Having previously been awarded a contract by the ESA back in 2011, Radisens Diagnostics will now be responsible for maintaining and monitoring the health of those on board the International Space Station (ISS) and other space operations through their point-of-care device developed in the Rubicon Centre in County Cork, which is expected to be in operation for almost a further decade.

This forerunner device could be used on board the International Space Station and on various human spaceflight missions where it is essential to get high-performance, laboratory grade results for myriad health conditions, without fear of biological contamination.

The space tech sector is worth a potential €75m to the Irish economy each year and with the help of Enterprise Ireland and their programme manager for space industry activities Tony MacDonald, they are working with the ESA in securing contracts for the 40-plus companies that are involved in the fields of space science, technology and energy.

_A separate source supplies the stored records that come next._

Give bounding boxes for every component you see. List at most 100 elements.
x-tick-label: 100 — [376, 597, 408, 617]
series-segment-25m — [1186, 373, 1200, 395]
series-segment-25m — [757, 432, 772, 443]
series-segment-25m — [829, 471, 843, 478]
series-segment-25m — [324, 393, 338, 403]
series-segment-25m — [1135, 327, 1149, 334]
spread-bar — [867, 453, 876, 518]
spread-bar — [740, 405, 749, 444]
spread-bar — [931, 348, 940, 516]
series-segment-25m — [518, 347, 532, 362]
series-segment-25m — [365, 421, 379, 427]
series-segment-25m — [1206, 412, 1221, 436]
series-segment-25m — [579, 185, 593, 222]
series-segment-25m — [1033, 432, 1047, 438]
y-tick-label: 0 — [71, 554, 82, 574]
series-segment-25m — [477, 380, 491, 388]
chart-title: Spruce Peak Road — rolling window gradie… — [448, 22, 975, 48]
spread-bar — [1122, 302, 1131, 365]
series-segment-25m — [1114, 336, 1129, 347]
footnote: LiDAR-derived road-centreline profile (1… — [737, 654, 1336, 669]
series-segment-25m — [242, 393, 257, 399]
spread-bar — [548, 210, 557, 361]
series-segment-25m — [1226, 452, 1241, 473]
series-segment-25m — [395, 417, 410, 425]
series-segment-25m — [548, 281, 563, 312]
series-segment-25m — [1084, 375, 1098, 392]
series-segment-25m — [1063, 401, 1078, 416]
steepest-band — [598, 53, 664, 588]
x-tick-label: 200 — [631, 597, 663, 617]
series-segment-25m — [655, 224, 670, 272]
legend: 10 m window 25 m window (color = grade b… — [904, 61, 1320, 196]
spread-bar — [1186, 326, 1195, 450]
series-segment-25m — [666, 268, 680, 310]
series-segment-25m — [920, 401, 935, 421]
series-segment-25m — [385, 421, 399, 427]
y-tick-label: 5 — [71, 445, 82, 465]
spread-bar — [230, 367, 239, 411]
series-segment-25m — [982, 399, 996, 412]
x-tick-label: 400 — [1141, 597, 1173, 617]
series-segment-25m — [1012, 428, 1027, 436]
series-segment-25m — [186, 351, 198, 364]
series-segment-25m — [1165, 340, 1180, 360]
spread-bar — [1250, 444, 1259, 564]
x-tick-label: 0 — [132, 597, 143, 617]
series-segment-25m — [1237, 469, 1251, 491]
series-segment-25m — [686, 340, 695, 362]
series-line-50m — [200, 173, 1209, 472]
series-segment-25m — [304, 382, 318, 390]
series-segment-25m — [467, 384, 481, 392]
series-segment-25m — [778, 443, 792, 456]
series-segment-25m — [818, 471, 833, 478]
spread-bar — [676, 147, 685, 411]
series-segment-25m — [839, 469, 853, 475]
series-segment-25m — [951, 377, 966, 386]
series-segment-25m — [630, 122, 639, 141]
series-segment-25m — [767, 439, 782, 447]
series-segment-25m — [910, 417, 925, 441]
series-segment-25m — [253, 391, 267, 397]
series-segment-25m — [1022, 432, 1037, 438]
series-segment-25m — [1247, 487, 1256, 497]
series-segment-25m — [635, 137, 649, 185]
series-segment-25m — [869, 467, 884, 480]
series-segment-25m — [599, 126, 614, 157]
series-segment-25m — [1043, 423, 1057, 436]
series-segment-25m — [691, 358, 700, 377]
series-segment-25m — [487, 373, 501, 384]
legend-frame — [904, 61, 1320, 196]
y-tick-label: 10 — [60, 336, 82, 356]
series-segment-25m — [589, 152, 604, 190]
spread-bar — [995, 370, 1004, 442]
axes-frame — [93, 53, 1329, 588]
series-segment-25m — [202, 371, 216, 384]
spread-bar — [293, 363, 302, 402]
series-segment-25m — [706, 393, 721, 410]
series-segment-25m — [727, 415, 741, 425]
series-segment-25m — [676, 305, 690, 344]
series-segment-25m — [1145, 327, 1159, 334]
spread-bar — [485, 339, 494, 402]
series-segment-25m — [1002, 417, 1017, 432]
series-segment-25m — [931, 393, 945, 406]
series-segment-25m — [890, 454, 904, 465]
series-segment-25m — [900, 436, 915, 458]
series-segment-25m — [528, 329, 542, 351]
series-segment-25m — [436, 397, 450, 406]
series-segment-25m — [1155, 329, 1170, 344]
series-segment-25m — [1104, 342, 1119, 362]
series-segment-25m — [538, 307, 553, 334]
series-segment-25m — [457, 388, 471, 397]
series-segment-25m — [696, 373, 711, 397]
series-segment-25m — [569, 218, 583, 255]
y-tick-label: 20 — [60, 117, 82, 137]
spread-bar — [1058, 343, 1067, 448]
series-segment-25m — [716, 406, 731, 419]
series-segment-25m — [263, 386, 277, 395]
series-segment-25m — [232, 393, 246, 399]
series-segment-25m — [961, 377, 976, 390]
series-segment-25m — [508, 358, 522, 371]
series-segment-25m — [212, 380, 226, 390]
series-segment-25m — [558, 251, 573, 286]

Speaking of the deal, Radisens’ CEO, Jerry O’Brien, commented: “We are delighted to extend our successful partnership with ESA. The operational needs on board the International Space Station, which requires leading-edge performance, ease-of-use and biological containment, provide Radisens with a unique test-bed for our game-changing point-of-care platform”.

Also welcoming the news, Minister for Research and Innovation Sean Sherlock TD said: “Radisens is another excellent example of how innovative Irish companies are leveraging the Irish Government’s investment in the European Space Agency. Space is proving to be a very fertile ground for Irish companies in developing innovative technologies and proving the technologies performance in extreme environments.”